Noncontrast dynamic 3D intracranial MR angiography using pseudo-continuous arterial spin labeling (PCASL) and accelerated 3D radial acquisition

• Published in: Journal of magnetic resonance imaging Vol. 39; no. 5; pp. 1320 - 1326
• Main Authors: Wu, Huimin, Block, Walter F., Turski, Patrick A., Mistretta, Charles A., Rusinak, David J., Wu, Yijing, Johnson, Kevin M.
• Format: Journal Article
• Language: English
• Published: United States Blackwell Publishing Ltd 01.05.2014; Wiley Subscription Services, Inc
• Subjects: accelerated 3D radial acquisition; Algorithms; Arteriovenous Fistula - pathology; Arteriovenous Fistula - physiopathology; arteriovenous malformation; AVM; AVM, arteriovenous malformation; Blood Flow Velocity; Cerebrovascular Circulation; Contrast Media; DAVF; DAVF, dural arteriovenous fistula; dural arteriovenous fistula; dynamic inflow; dynamic pseudo-continuous arterial spin labeling (dynamic PCASL); Humans; Image Enhancement - methods; Image Interpretation, Computer-Assisted - methods; Imaging, Three-Dimensional - methods; Intracranial Arteriovenous Malformations - pathology; Intracranial Arteriovenous Malformations - physiopathology; Magnetic Resonance Angiography - methods; Magnetic resonance imaging; Reproducibility of Results; Sensitivity and Specificity; Spin Labels; time-of-arrival (TOA) mapping; VIPR; VIPR, accelerated 3D radial acquisition; VIPR, accelerated 3D radial acquisition; AVM, arteriovenous malformation; DAVF, dural arteriovenous fistula; dynamic pseudo-continuous arterial spin labeling (dynamic PCASL); time-of-arrival (TOA) mapping; dynamic inflow
• ISSN: 1053-1807; 1522-2586
• DOI: 10.1002/jmri.24279

Purpose To develop a novel dynamic 3D noncontrast magnetic resonance angiography (MRA) technique that combines dynamic pseudo‐continuous arterial spin labeling (dynamic PCASL), accelerated 3D radial sampling (VIPR), and time‐of‐arrival (TOA) mapping to provide quantitative assessment of arterial flow. Materials and Methods Digital simulations were performed to investigate the effects of acquisition scheme and sequence parameters on image quality and TOA mapping fidelity. Five patients with vascular malformations (arteriovenous malformation [AVM] = 3, dural arteriovenous fistula [DAVF] = 2) were scanned and the images were compared to digital subtraction angiography (DSA) for the ability to identify the arterial supply, AVM location, nidus size, and venous drainage. Results Digital simulations demonstrated reduced image artifacts and improved TOA accuracy using radial acquisition over Cartesian.
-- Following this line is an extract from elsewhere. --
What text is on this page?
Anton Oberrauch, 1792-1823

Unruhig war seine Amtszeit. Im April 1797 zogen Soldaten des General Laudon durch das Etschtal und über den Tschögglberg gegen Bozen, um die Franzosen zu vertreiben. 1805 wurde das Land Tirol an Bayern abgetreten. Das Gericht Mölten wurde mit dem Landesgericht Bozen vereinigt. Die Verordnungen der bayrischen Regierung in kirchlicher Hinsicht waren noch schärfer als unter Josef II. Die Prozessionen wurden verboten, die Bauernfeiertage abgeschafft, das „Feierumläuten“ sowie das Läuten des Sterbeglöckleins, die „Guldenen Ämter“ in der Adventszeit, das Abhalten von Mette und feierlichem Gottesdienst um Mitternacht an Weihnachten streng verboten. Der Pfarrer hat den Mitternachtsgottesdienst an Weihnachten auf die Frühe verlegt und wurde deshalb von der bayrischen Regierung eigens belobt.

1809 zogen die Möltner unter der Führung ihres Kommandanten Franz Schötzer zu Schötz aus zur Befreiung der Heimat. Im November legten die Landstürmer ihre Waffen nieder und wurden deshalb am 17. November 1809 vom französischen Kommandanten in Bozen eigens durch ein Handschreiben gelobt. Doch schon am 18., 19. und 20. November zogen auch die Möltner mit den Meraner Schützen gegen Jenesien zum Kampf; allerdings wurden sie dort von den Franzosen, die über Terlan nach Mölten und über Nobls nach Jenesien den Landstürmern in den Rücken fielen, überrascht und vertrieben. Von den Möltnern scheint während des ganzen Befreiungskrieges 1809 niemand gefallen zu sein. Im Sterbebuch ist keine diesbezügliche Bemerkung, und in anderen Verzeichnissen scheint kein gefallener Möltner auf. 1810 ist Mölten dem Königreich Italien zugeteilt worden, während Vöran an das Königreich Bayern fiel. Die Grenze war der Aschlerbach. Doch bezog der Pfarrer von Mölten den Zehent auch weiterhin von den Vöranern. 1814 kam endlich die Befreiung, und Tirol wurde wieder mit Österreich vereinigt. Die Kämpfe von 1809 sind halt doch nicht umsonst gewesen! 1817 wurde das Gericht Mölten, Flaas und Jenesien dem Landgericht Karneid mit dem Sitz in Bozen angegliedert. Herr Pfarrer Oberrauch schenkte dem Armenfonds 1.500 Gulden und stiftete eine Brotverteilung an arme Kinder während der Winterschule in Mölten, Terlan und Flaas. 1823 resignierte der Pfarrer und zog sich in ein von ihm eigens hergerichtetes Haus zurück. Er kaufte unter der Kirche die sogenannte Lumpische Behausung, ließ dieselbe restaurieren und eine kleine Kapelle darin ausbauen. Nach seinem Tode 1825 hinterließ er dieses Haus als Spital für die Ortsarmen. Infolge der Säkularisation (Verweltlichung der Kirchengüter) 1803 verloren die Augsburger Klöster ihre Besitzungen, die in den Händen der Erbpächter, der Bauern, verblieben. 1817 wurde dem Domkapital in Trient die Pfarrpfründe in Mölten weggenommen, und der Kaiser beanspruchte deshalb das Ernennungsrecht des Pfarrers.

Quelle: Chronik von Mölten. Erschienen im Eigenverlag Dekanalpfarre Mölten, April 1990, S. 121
TOA mapping accuracy is more sensitive to sampling window length than time spacing. Dynamic PCASL MRA depicted seven of eight arterial pedicles, and accurately measured the AVM nidus size when the nidus was compact. The venous drainage in the AVM patients was not consistently visualized. Conclusion Dynamic 3D PCASL‐VIPR with TOA mapping is able to acquire both high temporal and spatial resolution inflow dynamics that could improve diagnosis of high‐flow intracranial vascular diseases. J. Magn. Reson. Imaging 2014;39:1320–1326. © 2013 Wiley Periodicals, Inc.